Aleksa Andrejić

Personal information
- Full name: Aleksa Andrejić
- Date of birth: 24 January 1993 (age 33)
- Place of birth: Kruševac, FR Yugoslavia
- Height: 1.75 m (5 ft 9 in)
- Positions: Forward; winger;

Team information
- Current team: Persita Tangerang
- Number: 93

Youth career
- Čukarički

Senior career*
- Years: Team / Apps / (Gls)
- 2011–2012: BASK / 27 / (8)
- 2012–2013: Znojmo / 1 / (0)
- 2014–2015: Baník Most / 4 / (0)
- 2016: SEKO Louny / 6 / (0)
- 2016–2017: Trayal / 17 / (0)
- 2019: Inđija / 13 / (0)
- 2019–2020: Tarxien Rainbows / 18 / (9)
- 2020–2021: Krupa / 14 / (0)
- 2021–2024: Balzan / 77 / (15)
- 2024–2025: Adhyaksa / 21 / (10)
- 2025–: Persita Tangerang / 36 / (10)

= Aleksa Andrejić =

Serbian footballer

Aleksa Andrejić (Алекса Андрејић; born 24 January 1993) is a Serbian professional footballer who plays as a forward or winger for Super League club Persita Tangerang.

==Club career==
Born in Kruševac, Andrejić began his career at Čukarički at youth level.

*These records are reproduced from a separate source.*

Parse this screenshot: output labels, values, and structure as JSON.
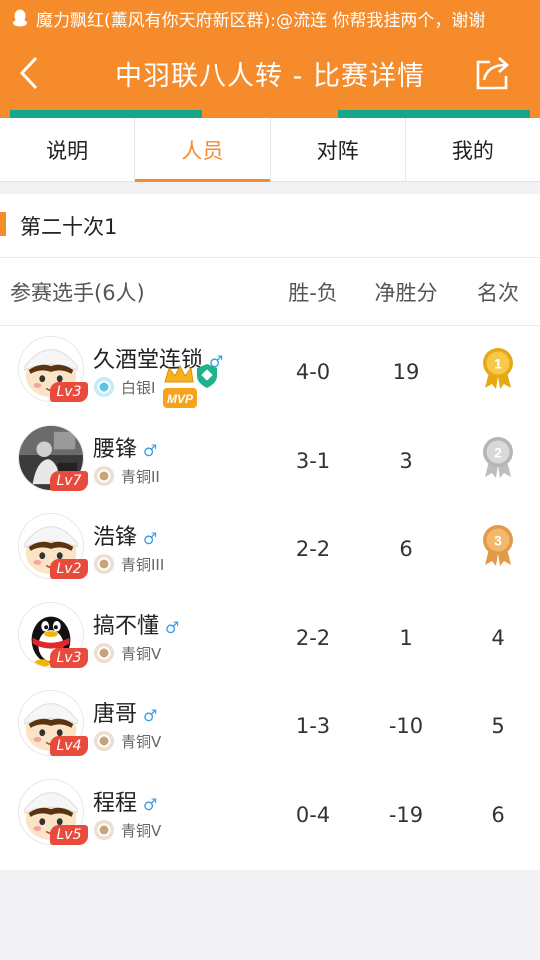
{
  "notification": {
    "text": "魔力飘红(薰风有你天府新区群):@流连 你帮我挂两个，谢谢"
  },
  "header": {
    "title": "中羽联八人转 - 比赛详情"
  },
  "tabs": [
    {
      "label": "说明",
      "active": false
    },
    {
      "label": "人员",
      "active": true
    },
    {
      "label": "对阵",
      "active": false
    },
    {
      "label": "我的",
      "active": false
    }
  ],
  "section": {
    "title": "第二十次1"
  },
  "table": {
    "headers": {
      "players": "参赛选手(6人)",
      "win_loss": "胜-负",
      "net_points": "净胜分",
      "rank": "名次"
    },
    "rows": [
      {
        "name": "久酒堂连锁",
        "gender": "♂",
        "level": "Lv3",
        "tier": "白银I",
        "tier_color": "#5bc4e8",
        "win_loss": "4-0",
        "net": "19",
        "rank": "1",
        "medal": "gold",
        "avatar": "cartoon",
        "badges": "MVP"
      },
      {
        "name": "腰锋",
        "gender": "♂",
        "level": "Lv7",
        "tier": "青铜II",
        "tier_color": "#c9a27a",
        "win_loss": "3-1",
        "net": "3",
        "rank": "2",
        "medal": "silver",
        "avatar": "photo"
      },
      {
        "name": "浩锋",
        "gender": "♂",
        "level": "Lv2",
        "tier": "青铜III",
        "tier_color": "#c9a27a",
        "win_loss": "2-2",
        "net": "6",
        "rank": "3",
        "medal": "bronze",
        "avatar": "cartoon"
      },
      {
        "name": "搞不懂",
        "gender": "♂",
        "level": "Lv3",
        "tier": "青铜V",
        "tier_color": "#c9a27a",
        "win_loss": "2-2",
        "net": "1",
        "rank": "4",
        "medal": "",
        "avatar": "penguin"
      },
      {
        "name": "唐哥",
        "gender": "♂",
        "level": "Lv4",
        "tier": "青铜V",
        "tier_color": "#c9a27a",
        "win_loss": "1-3",
        "net": "-10",
        "rank": "5",
        "medal": "",
        "avatar": "cartoon"
      },
      {
        "name": "程程",
        "gender": "♂",
        "level": "Lv5",
        "tier": "青铜V",
        "tier_color": "#c9a27a",
        "win_loss": "0-4",
        "net": "-19",
        "rank": "6",
        "medal": "",
        "avatar": "cartoon"
      }
    ]
  },
  "colors": {
    "accent": "#f68b2c",
    "green": "#14a889",
    "level_badge": "#e84b3c",
    "male": "#3aa0e6"
  }
}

Then, he played for Serbian First League club BASK in 2011 season. And in 2012 season, he decided to go abroad for the first time to the Czech Republic and joined Czech National Football League side Znojmo FK. Andrejić made his league debut on 5 August 2012 as a substituted in a 0–0 draw over 1. HFK Olomouc. After four seasons in the Czech League, he decided to return to Serbia and joined clubs such as Trayal and Inđija.

===Tarxien Rainbows===
He was signed for Tarxien Rainbows and played in Maltese Challenge League in 2019 season. He made his league debut on 24 August 2019 as a starter in a 0–4 lose over Mosta. On 28 August 2019, Andrejić scored his first goal for Rainbows in a 4–1 away lose over Hibernians. On 9 November 2019, Andrejić scored a brace in a 3–2 lose against Gudja United. On 1 February 2020, Andrejić scored a hat-trick in a 3–2 away win against Ħamrun Spartans. In the 2019–20 season he made 18 league appearances and scored nine goals.

===FK Krupa===
In July 2020, Andrejić signed a contract with First League of the Republika Srpska club Krupa. He made his debut on 2 August 2020 in a match against Sarajevo, coming as a substitutes for Nikola Dujaković in 74th minute. On 20 December 2020, Andrejić officially did not renew his contract with Krupa for next season, he contributed with 14 appearances.